In four of the 13 cases the machine finds the right match, but the match is itself a printer’s or transcriber’s error.   The writer almost certainly did not intend the spellings ‘discipine’ (8),   ecclesiastcall (5), seruple(~40), or sludgates (1), but they occur in the corpus with the frequencies noted in parentheses.

In other cases, the program operates correctly, but the transcriber misdescribed the gap. Thus in the sequence

courage zeale magnanimity undaunted constant  res●●tion to stand out in

a human reader will conclude quickly that the replacement must be ‘resolution’, but ‘resection’ occurs several times, and the machine is not smart enough to figure out that the replacement  does not make sense semantically even though it meets the formal requirement.  Something similar happens with

posture or placing therof as altee● both the nature and use

Here the correct reading is ‘alters’, but the double ‘ee’ is a transcriber’s error in a quite illegible word.

What about the defective words for which the program did not offer any solutions?  There probably is room for tweaks that would catch what look like simple and common cases: ‘Apostl●s’ , ‘he●nous’, or ‘Cathedra●’.  Perhaps the machine can be taught to be more context aware.

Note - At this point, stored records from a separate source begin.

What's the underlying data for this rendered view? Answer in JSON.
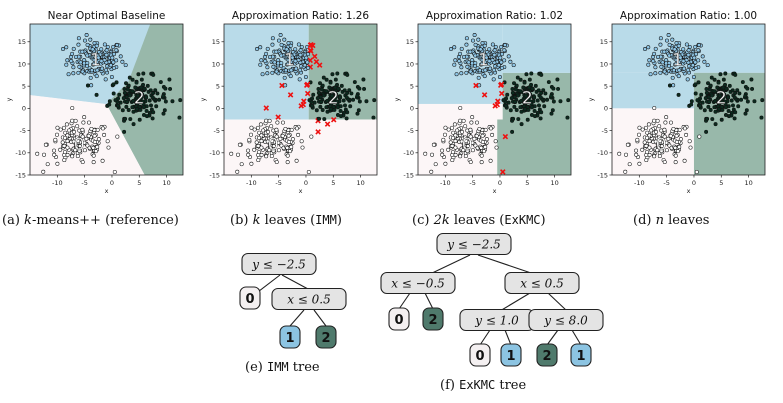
{
  "figure": {
    "panels": [
      {
        "id": "a",
        "title": "Near Optimal Baseline",
        "caption_letter": "(a)",
        "caption_math": "k",
        "caption_text": "-means++ (reference)",
        "caption_mono": "",
        "mode": "baseline"
      },
      {
        "id": "b",
        "title": "Approximation Ratio: 1.26",
        "caption_letter": "(b)",
        "caption_math": "k",
        "caption_text": " leaves (",
        "caption_mono": "IMM",
        "caption_after": ")",
        "mode": "imm"
      },
      {
        "id": "c",
        "title": "Approximation Ratio: 1.02",
        "caption_letter": "(c)",
        "caption_math": "2k",
        "caption_text": " leaves (",
        "caption_mono": "ExKMC",
        "caption_after": ")",
        "mode": "exkmc"
      },
      {
        "id": "d",
        "title": "Approximation Ratio: 1.00",
        "caption_letter": "(d)",
        "caption_math": "n",
        "caption_text": " leaves",
        "caption_mono": "",
        "caption_after": "",
        "mode": "nleaves"
      }
    ],
    "axes": {
      "xlabel": "x",
      "ylabel": "y",
      "xlim": [
        -15,
        13
      ],
      "ylim": [
        -15,
        19
      ],
      "xticks": [
        "-10",
        "-5",
        "0",
        "5",
        "10"
      ],
      "yticks": [
        "15",
        "10",
        "5",
        "0",
        "-5",
        "-10",
        "-15"
      ]
    },
    "cluster_labels": [
      "1",
      "2",
      "0"
    ],
    "trees": {
      "imm": {
        "caption_letter": "(e)",
        "caption_mono": "IMM",
        "caption_text": " tree",
        "nodes": {
          "root": "y ≤ −2.5",
          "inner": "x ≤ 0.5",
          "leaf_a": "0",
          "leaf_b": "1",
          "leaf_c": "2"
        }
      },
      "exkmc": {
        "caption_letter": "(f)",
        "caption_mono": "ExKMC",
        "caption_text": " tree",
        "nodes": {
          "root": "y ≤ −2.5",
          "left": "x ≤ −0.5",
          "right": "x ≤ 0.5",
          "rl": "y ≤ 1.0",
          "rr": "y ≤ 8.0",
          "l0": "0",
          "l2": "2",
          "r0": "0",
          "r1": "1",
          "r2": "2",
          "r3": "1"
        }
      }
    },
    "colors": {
      "region1": "#b9dbe9",
      "region2": "#98b8aa",
      "region0": "#fcf6f7",
      "leaf0": "#f4f0f1",
      "leaf1": "#8cc4e2",
      "leaf2": "#4f7a6c",
      "inner": "#e6e6e6",
      "mistake": "#ee1111"
    }
  },
  "chart_data": [
    {
      "type": "scatter",
      "title": "Near Optimal Baseline",
      "xlabel": "x",
      "ylabel": "y",
      "xlim": [
        -15,
        13
      ],
      "ylim": [
        -15,
        19
      ],
      "series": [
        {
          "name": "1",
          "center": [
            -3,
            11
          ]
        },
        {
          "name": "2",
          "center": [
            5,
            2.5
          ]
        },
        {
          "name": "0",
          "center": [
            -6,
            -8
          ]
        }
      ]
    },
    {
      "type": "scatter",
      "title": "Approximation Ratio: 1.26",
      "xlabel": "x",
      "ylabel": "y",
      "xlim": [
        -15,
        13
      ],
      "ylim": [
        -15,
        19
      ],
      "series": [
        {
          "name": "1",
          "center": [
            -3,
            11
          ]
        },
        {
          "name": "2",
          "center": [
            5,
            2.5
          ]
        },
        {
          "name": "0",
          "center": [
            -6,
            -8
          ]
        }
      ]
    },
    {
      "type": "scatter",
      "title": "Approximation Ratio: 1.02",
      "xlabel": "x",
      "ylabel": "y",
      "xlim": [
        -15,
        13
      ],
      "ylim": [
        -15,
        19
      ],
      "series": [
        {
          "name": "1",
          "center": [
            -3,
            11
          ]
        },
        {
          "name": "2",
          "center": [
            5,
            2.5
          ]
        },
        {
          "name": "0",
          "center": [
            -6,
            -8
          ]
        }
      ]
    },
    {
      "type": "scatter",
      "title": "Approximation Ratio: 1.00",
      "xlabel": "x",
      "ylabel": "y",
      "xlim": [
        -15,
        13
      ],
      "ylim": [
        -15,
        19
      ],
      "series": [
        {
          "name": "1",
          "center": [
            -3,
            11
          ]
        },
        {
          "name": "2",
          "center": [
            5,
            2.5
          ]
        },
        {
          "name": "0",
          "center": [
            -6,
            -8
          ]
        }
      ]
    }
  ]
}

The word ‘backsliding’ occurs several times in the text, and there are three missed instances. But in each of them it appears that the transcriber misdescribed the defect: back●●tiding, backe●●ding, backes●ding. Can a machine be made smart enough to ‘see’ that?

If the results from Englands Complaint  hold true for the corpus at large, it appears likely that at least half of all defective words can be corrected algorithmically without human review. The machine will make some decisions that leave the defective word no worse off, and it will make some mistakes. In the source texts for this operation every word is wrapped in a <w> element with a lot of metadata. The corrected word carries a @type attribute with the value “machine-corrected”, creating opportunities for later review.   There may be procedures for identifying machine mistakes.

The procedures for fixing “known defects” can with some modifications be used for a project of identifying and fixing the unknown number of unknown defects. Misprints will in most cases produce spellings that are unique or rare. So you can consider all rare or unique spellings as suspect and look for spellings that fit the context and are one or two “edit distances” away from the suspect spelling. The review of Englands complaint led to the identification of 58 occurrences of four highly suspect spellings.  Extrapolate from that one case to 60,000 texts, and you see a lot of typographical cruft that would be amenable to machine correction with no or light human review.

Is this worth doing? You probably wouldn’t do it for last month’s Twitter.  And many of the TCP texts don’t leave you with a high esteem of their writer or a desire to return to them for re-reading.   The Thomason tracts–pamphlets from the English Civil–are an important part of the TCP corrpus.  Thomas Carlyle called them a “hideous mass of rubbish,” but he added that they told you more than any other document about what Marx  called the “struggles and wishes” of that age. For decades or centuries they will be our window to the past, and it is worthwhile keeping that window as clean as possible.